Terinspirasi semangat tim dinamit Denmark, dia mendobrak rintangan berat. Baru saja dia bisa tersenyum, badai masalah menggempurnya silih berganti tanpa ampun. Alif letih dan mulai bertanya-tanya: “Sampai kapan aku harus teguh bersabar menghadapi semua cobaan hidup ini?” Hampir saja dia menyerah.

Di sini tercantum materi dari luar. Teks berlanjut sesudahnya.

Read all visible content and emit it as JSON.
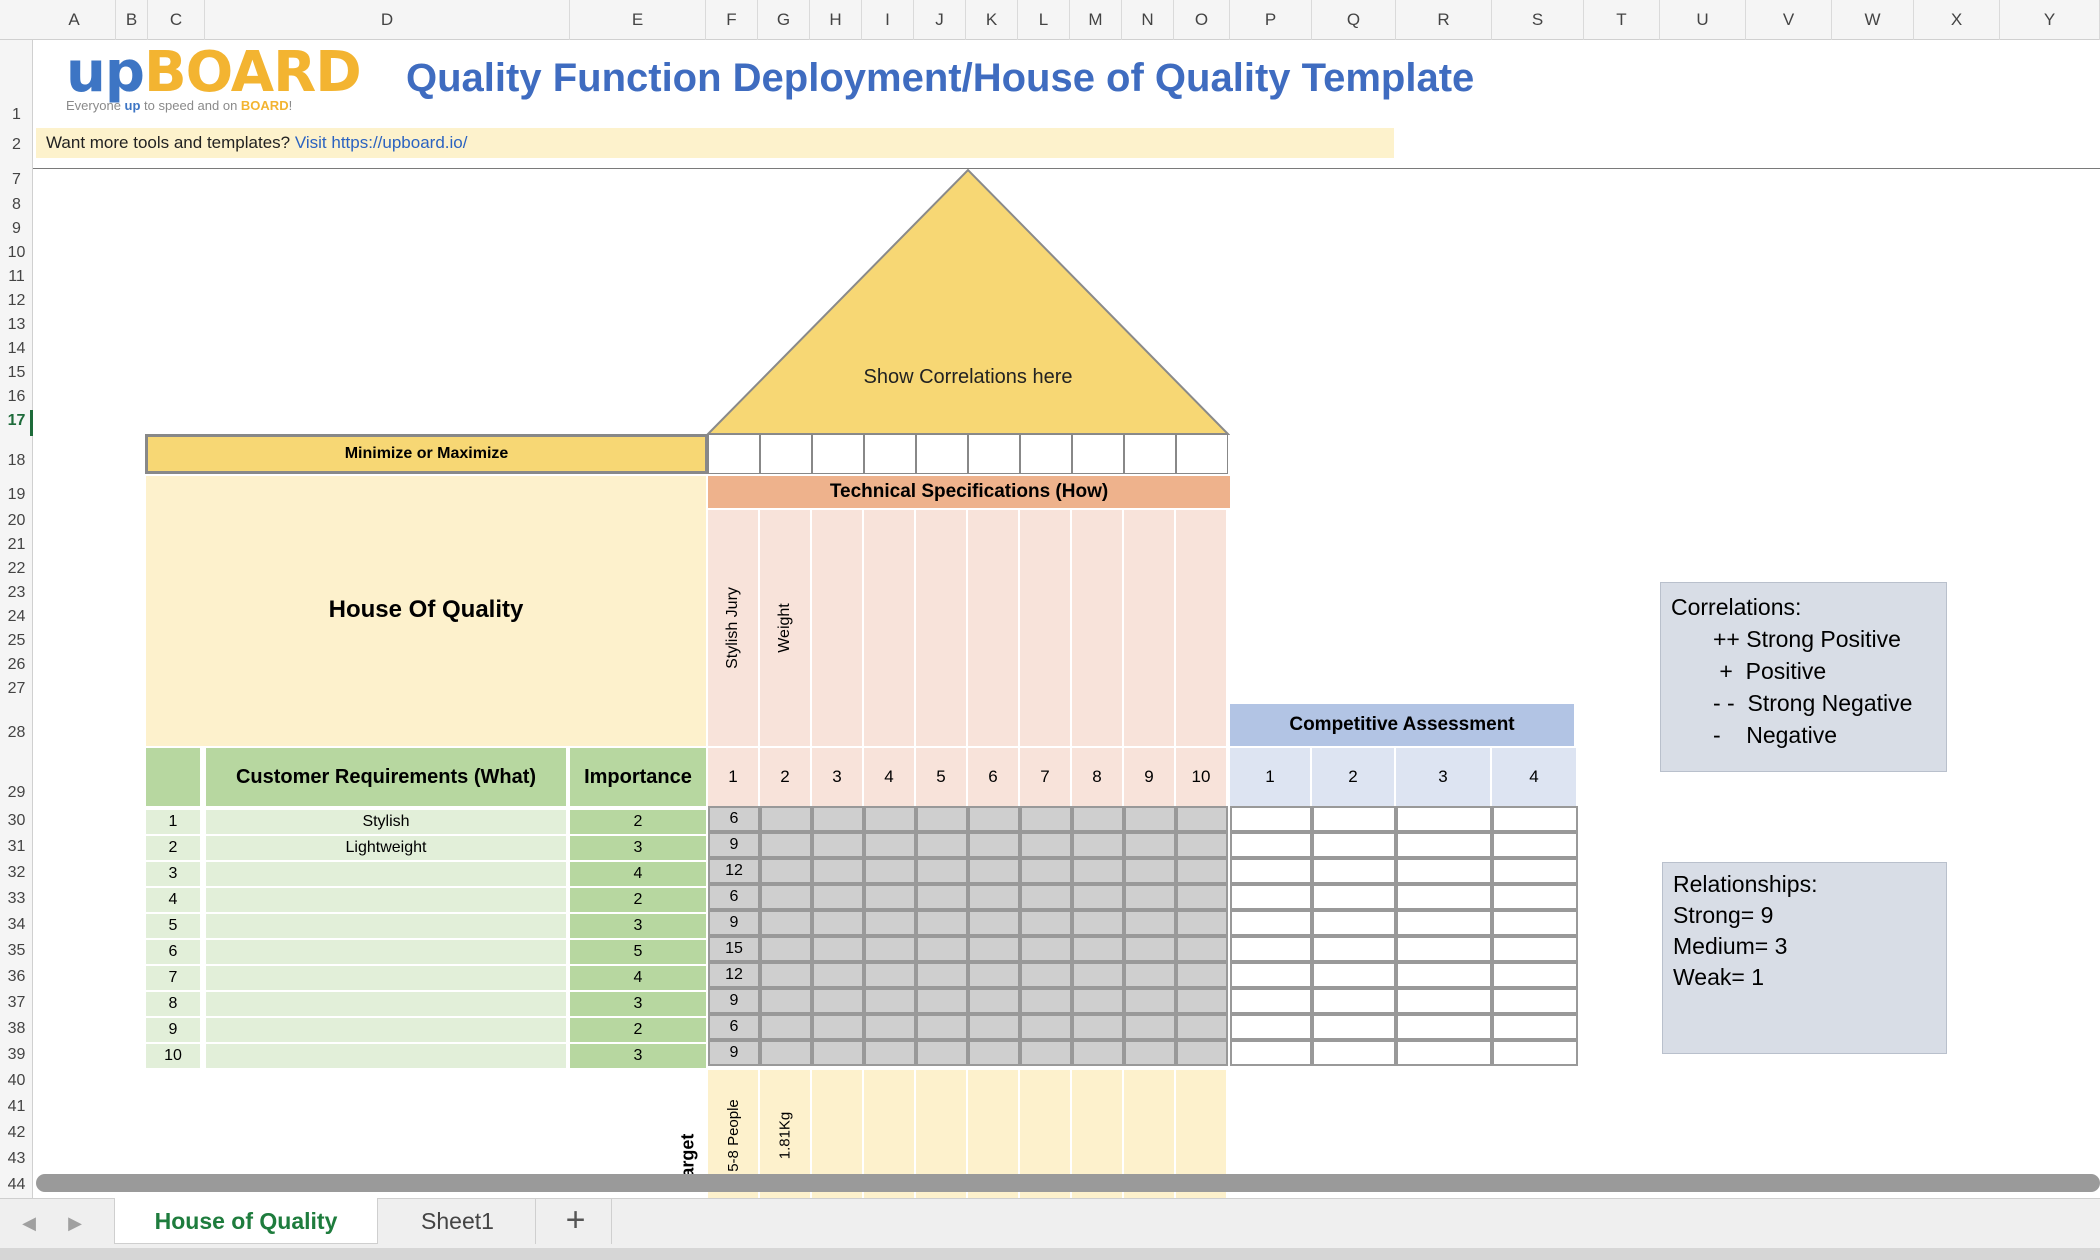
{
  "columns": [
    "A",
    "B",
    "C",
    "D",
    "E",
    "F",
    "G",
    "H",
    "I",
    "J",
    "K",
    "L",
    "M",
    "N",
    "O",
    "P",
    "Q",
    "R",
    "S",
    "T",
    "U",
    "V",
    "W",
    "X",
    "Y"
  ],
  "rows": [
    "1",
    "2",
    "7",
    "8",
    "9",
    "10",
    "11",
    "12",
    "13",
    "14",
    "15",
    "16",
    "17",
    "18",
    "19",
    "20",
    "21",
    "22",
    "23",
    "24",
    "25",
    "26",
    "27",
    "28",
    "29",
    "30",
    "31",
    "32",
    "33",
    "34",
    "35",
    "36",
    "37",
    "38",
    "39",
    "40",
    "41",
    "42",
    "43",
    "44"
  ],
  "logo": {
    "up": "up",
    "board": "BOARD",
    "tag_pre": "Everyone ",
    "tag_up": "up",
    "tag_mid": " to speed and on ",
    "tag_board": "BOARD",
    "tag_end": "!"
  },
  "page_title": "Quality Function Deployment/House of Quality Template",
  "promo": {
    "text": "Want more tools and templates? ",
    "link": "Visit https://upboard.io/"
  },
  "roof_label": "Show Correlations here",
  "minmax_label": "Minimize or Maximize",
  "tech_spec_header": "Technical Specifications (How)",
  "hoq_title": "House Of Quality",
  "spec_names": [
    "Stylish Jury",
    "Weight",
    "",
    "",
    "",
    "",
    "",
    "",
    "",
    ""
  ],
  "spec_numbers": [
    "1",
    "2",
    "3",
    "4",
    "5",
    "6",
    "7",
    "8",
    "9",
    "10"
  ],
  "comp_header": "Competitive Assessment",
  "comp_numbers": [
    "1",
    "2",
    "3",
    "4"
  ],
  "req_header": "Customer Requirements (What)",
  "importance_header": "Importance",
  "requirements": [
    {
      "idx": "1",
      "name": "Stylish",
      "importance": "2",
      "score": "6"
    },
    {
      "idx": "2",
      "name": "Lightweight",
      "importance": "3",
      "score": "9"
    },
    {
      "idx": "3",
      "name": "",
      "importance": "4",
      "score": "12"
    },
    {
      "idx": "4",
      "name": "",
      "importance": "2",
      "score": "6"
    },
    {
      "idx": "5",
      "name": "",
      "importance": "3",
      "score": "9"
    },
    {
      "idx": "6",
      "name": "",
      "importance": "5",
      "score": "15"
    },
    {
      "idx": "7",
      "name": "",
      "importance": "4",
      "score": "12"
    },
    {
      "idx": "8",
      "name": "",
      "importance": "3",
      "score": "9"
    },
    {
      "idx": "9",
      "name": "",
      "importance": "2",
      "score": "6"
    },
    {
      "idx": "10",
      "name": "",
      "importance": "3",
      "score": "9"
    }
  ],
  "target_label": "Target",
  "target_values": [
    "5-8 People",
    "1.81Kg",
    "",
    "",
    "",
    "",
    "",
    "",
    "",
    ""
  ],
  "correlations": {
    "title": "Correlations:",
    "items": [
      "++ Strong Positive",
      " +  Positive",
      "- -  Strong Negative",
      "-    Negative"
    ]
  },
  "relationships": {
    "title": "Relationships:",
    "items": [
      "Strong= 9",
      "Medium= 3",
      "Weak= 1"
    ]
  },
  "sheet_tabs": {
    "active": "House of Quality",
    "other": "Sheet1",
    "add": "+"
  },
  "nav": {
    "prev": "◀",
    "next": "▶"
  },
  "colors": {
    "title_blue": "#3f6cc0",
    "logo_orange": "#f3b431",
    "roof_yellow": "#f7d774",
    "spec_peach": "#eeb28c",
    "req_green": "#b7d7a0",
    "matrix_gray": "#cfcfcf",
    "comp_blue": "#b2c4e4",
    "tab_green": "#1e7c3d"
  }
}
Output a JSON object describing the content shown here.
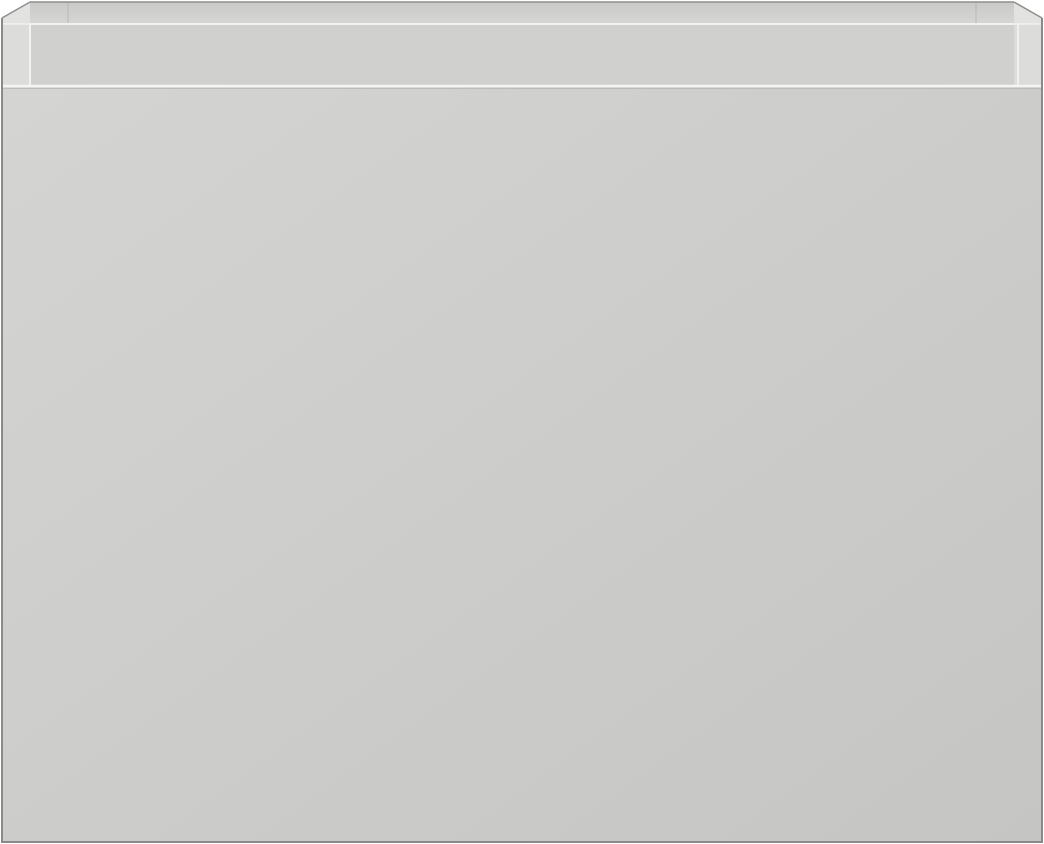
{
  "image": {
    "subject": "cabinet",
    "colors": {
      "background": "#ffffff",
      "front_panel_light": "#d3d3d1",
      "front_panel_dark": "#c6c6c4",
      "top_rail": "#d0d0ce",
      "inner_back_wall": "#cfcfcd",
      "side_wall": "#e0e0de",
      "edge_highlight": "#f2f2f0",
      "outline": "#8a8a88"
    }
  }
}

Rupanya mantra 'man jadda wajada' saja tidak cukup sakti dalam memenangkan hidup. Alif teringat mantra kedua yang diajarkan di Pondok Madani: ''man shabara zhafira'. Siapa yang bersabar akan beruntung. Berbekal kedua mantra itu dia songsong badai hidup satu persatu. Bisakah dia memenangkan semua impiannya?
Kemana nasib membawa Alif? Apa saja 3 ranah berbeda warna itu? Siapakah Raisa? Bagaimana persaingannya dengan Randai? Apa kabar Sahibul Menara? Kenapa sampai muncul Obelix, orang Indian dan Michael Jordan dan Ksatria Berpantun? Apa hadiah Tuhan buat sebuah kesabaran yang kukuh?
Ranah 3 Warna adalah hikayat bagaimana impian tetap wajib dibela habis-habisan walau hidup terus digelung nestapa. Tuhan bersama orang yang sabar.
Amanat
1. Janganlah cepat mudah putus asa dalam meraih cita cita walaupun banyak rintangan yang harus kita hadapi karena Tuhan pasti memberikan jalan yang terbaik.
Kelebihan :
Dalam hal organisasi novel ini, hubungan antara satu bagian dengan bagian yang lain harmonis dan dapat menimbulkan rasa penasaran pembaca. Karena dalam penceritaan isi novel tidak berbelit-belit.
Kelemahan :
Menggunakan kata kata yang sulit dimengerti dalam novel tersebut. Contohnya kata 'man jadda wajada' dan kata ''man shabara zhafira'.